İsrail basınına göre, İsrail hükümeti Suriye’yi etnik ve mezhepsel çizgilerle özerk kantonlara bölmeyi planlıyor. Bu plan, Suriye’nin etnik ve dini azınlıklarının haklarını koruma bahanesiyle meşrulaştırılmaya çalışılıyor. İsrail Savunma Bakanı Yisrael Katz, bu konuyu geçen Çarşamba kabine toplantısında gündeme getirdi. Toplantıda, Türkiye’nin Suriye’deki etkisi ve bunun İsrail’e olası yansımaları da tartışıldı.
Toplantıda, Suriye’nin fiili lideri olarak görülen Ahmet el-Şaraa’ya yönelik rahatsızlık dile getirildi.
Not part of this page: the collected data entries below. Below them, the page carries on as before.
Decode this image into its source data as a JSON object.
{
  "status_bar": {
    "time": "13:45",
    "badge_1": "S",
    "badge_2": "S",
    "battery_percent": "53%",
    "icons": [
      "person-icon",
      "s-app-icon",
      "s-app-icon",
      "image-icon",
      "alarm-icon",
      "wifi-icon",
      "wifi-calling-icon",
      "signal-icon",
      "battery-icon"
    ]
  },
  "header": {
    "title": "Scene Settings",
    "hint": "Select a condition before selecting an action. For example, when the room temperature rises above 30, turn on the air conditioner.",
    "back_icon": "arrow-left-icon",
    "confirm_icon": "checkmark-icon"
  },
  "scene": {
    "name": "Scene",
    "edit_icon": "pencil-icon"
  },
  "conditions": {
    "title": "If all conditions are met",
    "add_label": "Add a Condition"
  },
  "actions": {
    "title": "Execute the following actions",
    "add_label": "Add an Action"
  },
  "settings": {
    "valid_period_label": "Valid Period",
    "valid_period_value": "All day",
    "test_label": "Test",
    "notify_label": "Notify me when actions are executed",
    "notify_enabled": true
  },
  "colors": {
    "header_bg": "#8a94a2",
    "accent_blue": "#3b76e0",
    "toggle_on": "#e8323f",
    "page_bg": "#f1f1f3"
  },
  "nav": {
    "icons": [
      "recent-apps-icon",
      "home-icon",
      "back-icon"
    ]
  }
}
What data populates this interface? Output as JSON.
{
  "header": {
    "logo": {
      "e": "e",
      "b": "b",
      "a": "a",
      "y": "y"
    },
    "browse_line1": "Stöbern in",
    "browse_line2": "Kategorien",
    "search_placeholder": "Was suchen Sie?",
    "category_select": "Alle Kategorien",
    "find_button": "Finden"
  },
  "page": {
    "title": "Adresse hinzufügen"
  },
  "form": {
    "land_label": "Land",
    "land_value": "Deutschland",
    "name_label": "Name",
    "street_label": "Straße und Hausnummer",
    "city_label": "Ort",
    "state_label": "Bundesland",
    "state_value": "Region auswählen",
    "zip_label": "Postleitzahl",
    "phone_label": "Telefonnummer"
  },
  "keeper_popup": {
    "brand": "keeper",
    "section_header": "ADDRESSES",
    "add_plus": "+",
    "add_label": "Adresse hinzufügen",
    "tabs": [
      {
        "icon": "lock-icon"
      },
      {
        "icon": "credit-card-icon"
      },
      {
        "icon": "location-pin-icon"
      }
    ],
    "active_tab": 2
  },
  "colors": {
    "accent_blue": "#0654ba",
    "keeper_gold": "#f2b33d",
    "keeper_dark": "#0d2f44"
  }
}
El-Şaraa’nın, radikal İslamcı Heyet Tahrir el-Şam grubunun lideri olarak 'İsrail'i tedirgin ettiği' ifade edildi. Ayrıca, İsrail’in Suriye’nin Dürzi ve Kürt nüfusunun güvenliğine dair endişeleri olduğu belirtildi.
Habere göre, Esad rejiminin devrilmesinin ardından İsrail’in Suriye’yi kantonlara ayırma planı yeniden gündeme geldi. Ancak bu planın Suriye içinde güçlü bir muhalefetle karşılaşacağı da biliniyor. İsrail Enerji Bakanı Eli Cohen, Suriye’deki durumun uluslararası bir konferansta ele alınmasını önerdi.
Cohen, İsrail’in öncelikli hedefinin “Suriye’den gelebilecek tehditlere karşı kuzey sınırını güvence altına almak” olduğunu vurguladı. Ayrıca, İsrail’in 8 Aralık’ta Beşar Esad’ın devrilmesinden sonra Birleşmiş Milletler’in denetimindeki tampon bölgeye müdahale ettiği bildirildi.
İsrail, 1967’den bu yana işgal altında tuttuğu Golan Tepeleri’nin güneyindeki bazı köyleri zorla tahliye etti. Ayrıca, Suriye’nin stratejik askeri altyapısını hedef alan hava saldırıları düzenlendi. Suriye’nin güneyinde, özellikle Golan Tepeleri’ne yakın bölgelerde yaşayan Dürzi azınlığın İsrail’in ilgisinin odak noktası olduğu ifade ediliyor.
Esad’ın devrilmesinden hemen sonra sosyal medyada yayılan bir videoda, bazı Dürzi Suriyelilerin İslamcı bir yönetimden endişe duydukları ve köylerinin İsrail’e ilhak edilmesi çağrısı yaptıkları öne sürüldü. Ancak Dürzi yönetimi, bu videoyu reddetti. Bu durum, Suriye’deki etnik ve mezhepsel gerilimlerin artmasına neden olabilir.